Bit manipulation instructions

From Wikipedia, the free encyclopedia

Bit manipulation instructions are instructions that perform bit manipulation operations in hardware, rather than requiring several instructions for those operations as illustrated with examples in software.[1] Several leading as well as historic architectures have bit manipulation instructions including ARM, WDC 65C02, the TX-2 and the Power ISA.[2]

Bit manipulation is usually divided into subsets as individual instructions can be costly to implement in hardware when the target application has no justification. Conversely, if there is a justification then performance may suffer if the instruction is excluded. Carrying out the cost-benefit analysis is a complex task: one of the most comprehensive efforts in bit manipulation was a collaboration headed by Clare Wolfe, providing justifications, use-cases, c code, proofs and Verilog for each proposed instruction.[3][4]

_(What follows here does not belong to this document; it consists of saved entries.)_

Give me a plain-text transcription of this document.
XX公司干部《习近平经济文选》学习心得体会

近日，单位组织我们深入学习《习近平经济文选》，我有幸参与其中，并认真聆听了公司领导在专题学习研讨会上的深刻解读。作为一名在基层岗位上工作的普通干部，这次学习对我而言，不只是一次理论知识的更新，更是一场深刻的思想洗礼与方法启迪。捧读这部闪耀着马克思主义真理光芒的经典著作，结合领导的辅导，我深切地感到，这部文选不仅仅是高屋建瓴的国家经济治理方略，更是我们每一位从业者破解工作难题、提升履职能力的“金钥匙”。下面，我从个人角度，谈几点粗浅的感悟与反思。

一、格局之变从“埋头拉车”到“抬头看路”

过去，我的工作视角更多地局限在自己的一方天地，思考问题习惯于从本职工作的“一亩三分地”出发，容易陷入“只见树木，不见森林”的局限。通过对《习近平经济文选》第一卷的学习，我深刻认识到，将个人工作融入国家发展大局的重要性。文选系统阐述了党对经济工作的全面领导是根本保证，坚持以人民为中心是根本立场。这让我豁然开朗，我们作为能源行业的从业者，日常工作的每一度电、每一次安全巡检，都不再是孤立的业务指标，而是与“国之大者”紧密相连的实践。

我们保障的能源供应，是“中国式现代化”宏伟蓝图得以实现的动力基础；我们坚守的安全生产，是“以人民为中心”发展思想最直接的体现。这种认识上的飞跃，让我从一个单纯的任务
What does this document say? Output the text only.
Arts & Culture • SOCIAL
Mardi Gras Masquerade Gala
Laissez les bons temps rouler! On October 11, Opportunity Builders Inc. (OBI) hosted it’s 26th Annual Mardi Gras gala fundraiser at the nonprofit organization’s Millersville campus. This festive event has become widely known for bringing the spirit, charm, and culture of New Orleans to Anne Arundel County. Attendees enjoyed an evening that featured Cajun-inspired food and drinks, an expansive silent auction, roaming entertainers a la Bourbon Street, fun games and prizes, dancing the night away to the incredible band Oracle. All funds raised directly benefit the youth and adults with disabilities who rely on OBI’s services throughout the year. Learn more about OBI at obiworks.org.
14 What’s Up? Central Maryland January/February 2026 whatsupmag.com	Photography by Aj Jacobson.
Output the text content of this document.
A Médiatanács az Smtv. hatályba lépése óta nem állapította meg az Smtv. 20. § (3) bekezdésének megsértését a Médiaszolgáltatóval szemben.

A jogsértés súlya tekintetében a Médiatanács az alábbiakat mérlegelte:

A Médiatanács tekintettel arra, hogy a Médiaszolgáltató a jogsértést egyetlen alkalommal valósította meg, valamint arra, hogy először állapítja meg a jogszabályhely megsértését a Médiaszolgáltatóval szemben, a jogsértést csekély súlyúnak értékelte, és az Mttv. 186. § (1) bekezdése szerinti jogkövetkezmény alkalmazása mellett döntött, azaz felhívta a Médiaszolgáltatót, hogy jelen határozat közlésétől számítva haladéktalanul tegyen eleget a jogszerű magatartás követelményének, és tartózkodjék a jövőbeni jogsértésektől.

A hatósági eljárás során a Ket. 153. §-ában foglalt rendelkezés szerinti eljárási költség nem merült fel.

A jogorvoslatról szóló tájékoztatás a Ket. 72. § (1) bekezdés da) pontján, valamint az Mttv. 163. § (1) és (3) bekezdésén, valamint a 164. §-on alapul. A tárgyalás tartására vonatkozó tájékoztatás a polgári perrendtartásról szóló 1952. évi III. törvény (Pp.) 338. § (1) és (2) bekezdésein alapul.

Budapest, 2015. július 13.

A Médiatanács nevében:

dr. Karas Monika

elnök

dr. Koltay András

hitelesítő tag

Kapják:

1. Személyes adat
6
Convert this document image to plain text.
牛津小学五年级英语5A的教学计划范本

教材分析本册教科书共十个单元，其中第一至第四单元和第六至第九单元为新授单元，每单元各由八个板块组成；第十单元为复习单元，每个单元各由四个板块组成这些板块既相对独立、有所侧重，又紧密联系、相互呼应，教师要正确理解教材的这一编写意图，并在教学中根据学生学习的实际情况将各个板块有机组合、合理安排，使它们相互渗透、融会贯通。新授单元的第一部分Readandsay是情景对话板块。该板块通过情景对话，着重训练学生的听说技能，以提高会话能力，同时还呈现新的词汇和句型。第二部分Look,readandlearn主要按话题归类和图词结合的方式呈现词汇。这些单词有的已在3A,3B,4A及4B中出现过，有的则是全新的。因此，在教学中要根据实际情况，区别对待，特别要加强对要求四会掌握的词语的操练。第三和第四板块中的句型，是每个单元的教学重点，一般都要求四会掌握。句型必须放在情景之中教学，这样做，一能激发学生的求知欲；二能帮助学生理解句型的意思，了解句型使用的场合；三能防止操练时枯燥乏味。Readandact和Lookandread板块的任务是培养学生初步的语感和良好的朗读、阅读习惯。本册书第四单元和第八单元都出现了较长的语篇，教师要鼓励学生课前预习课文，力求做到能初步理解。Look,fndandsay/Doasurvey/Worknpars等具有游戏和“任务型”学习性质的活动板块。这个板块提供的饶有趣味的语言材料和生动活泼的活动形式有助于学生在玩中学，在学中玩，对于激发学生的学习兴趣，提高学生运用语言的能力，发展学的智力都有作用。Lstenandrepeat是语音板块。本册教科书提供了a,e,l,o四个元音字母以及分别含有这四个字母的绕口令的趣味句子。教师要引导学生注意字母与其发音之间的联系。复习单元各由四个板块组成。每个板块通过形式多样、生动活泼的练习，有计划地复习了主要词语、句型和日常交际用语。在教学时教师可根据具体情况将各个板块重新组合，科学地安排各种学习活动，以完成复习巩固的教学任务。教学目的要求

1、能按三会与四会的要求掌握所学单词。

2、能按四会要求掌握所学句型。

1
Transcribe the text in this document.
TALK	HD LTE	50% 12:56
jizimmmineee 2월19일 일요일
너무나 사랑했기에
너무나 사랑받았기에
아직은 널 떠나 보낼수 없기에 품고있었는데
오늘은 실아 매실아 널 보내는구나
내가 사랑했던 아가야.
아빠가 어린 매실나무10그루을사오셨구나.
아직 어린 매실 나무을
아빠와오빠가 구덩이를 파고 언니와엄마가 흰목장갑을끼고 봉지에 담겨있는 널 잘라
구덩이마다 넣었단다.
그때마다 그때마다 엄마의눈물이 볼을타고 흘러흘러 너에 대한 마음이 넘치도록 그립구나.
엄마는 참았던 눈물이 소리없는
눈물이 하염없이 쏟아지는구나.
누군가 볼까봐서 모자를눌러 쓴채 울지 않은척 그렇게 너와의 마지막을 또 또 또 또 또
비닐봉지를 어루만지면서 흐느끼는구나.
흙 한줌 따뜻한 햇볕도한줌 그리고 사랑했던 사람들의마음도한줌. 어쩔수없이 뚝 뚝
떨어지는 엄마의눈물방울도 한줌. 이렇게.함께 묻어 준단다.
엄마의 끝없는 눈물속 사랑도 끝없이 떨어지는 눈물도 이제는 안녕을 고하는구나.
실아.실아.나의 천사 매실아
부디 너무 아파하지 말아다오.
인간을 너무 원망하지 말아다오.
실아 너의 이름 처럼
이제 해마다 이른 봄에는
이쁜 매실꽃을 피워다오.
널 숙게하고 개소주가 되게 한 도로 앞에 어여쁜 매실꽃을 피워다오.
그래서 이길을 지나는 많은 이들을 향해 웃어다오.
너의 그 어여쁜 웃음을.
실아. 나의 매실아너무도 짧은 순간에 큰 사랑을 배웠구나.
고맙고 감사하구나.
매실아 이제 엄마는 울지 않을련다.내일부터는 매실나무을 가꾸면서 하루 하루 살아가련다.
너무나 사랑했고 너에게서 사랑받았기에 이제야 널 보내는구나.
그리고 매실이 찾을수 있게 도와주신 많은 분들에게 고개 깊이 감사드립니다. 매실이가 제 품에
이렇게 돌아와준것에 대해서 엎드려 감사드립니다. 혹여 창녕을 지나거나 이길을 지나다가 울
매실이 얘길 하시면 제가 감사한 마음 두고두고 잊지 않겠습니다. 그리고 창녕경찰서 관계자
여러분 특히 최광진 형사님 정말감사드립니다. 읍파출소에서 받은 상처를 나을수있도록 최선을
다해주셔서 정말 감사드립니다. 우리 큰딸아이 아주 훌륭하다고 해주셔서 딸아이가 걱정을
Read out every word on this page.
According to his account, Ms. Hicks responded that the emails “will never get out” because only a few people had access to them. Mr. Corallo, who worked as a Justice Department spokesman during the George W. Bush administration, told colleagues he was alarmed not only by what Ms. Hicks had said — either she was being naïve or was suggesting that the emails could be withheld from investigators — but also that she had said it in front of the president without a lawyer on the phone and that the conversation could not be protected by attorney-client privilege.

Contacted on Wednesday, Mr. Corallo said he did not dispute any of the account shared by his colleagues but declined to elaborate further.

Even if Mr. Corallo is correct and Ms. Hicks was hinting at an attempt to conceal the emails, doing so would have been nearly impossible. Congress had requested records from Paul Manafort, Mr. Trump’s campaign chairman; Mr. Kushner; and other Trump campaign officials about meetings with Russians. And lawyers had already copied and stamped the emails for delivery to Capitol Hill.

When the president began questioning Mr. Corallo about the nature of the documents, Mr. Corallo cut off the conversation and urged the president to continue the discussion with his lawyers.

Particular practical examples include Bit banging of GPIO using a low-cost Embedded controller such as the WDC 65C02, 8051 and Atmel PIC. At the slow clock rate of these CPUs, if bit-set/clear/test bit manipulation were not available the use of that low-cost CPU would, self-evidently, not be viable for the target application.

Note:

In something of a Wikipedia Fourth wall breakage note: GPUs and other highly-specialist tasks such as cryptography tend to result in extreme-specialist instructions, wthout which performance would suck. Examples include AES instruction set extensions that cannot in any way be used for any other purpose. GPUs such as Larrabee[5] and Nyuzi attempted to "dial back" this practice to some extent, only to discover why it is done (performance sucks otherwise... seeing a trend, here?).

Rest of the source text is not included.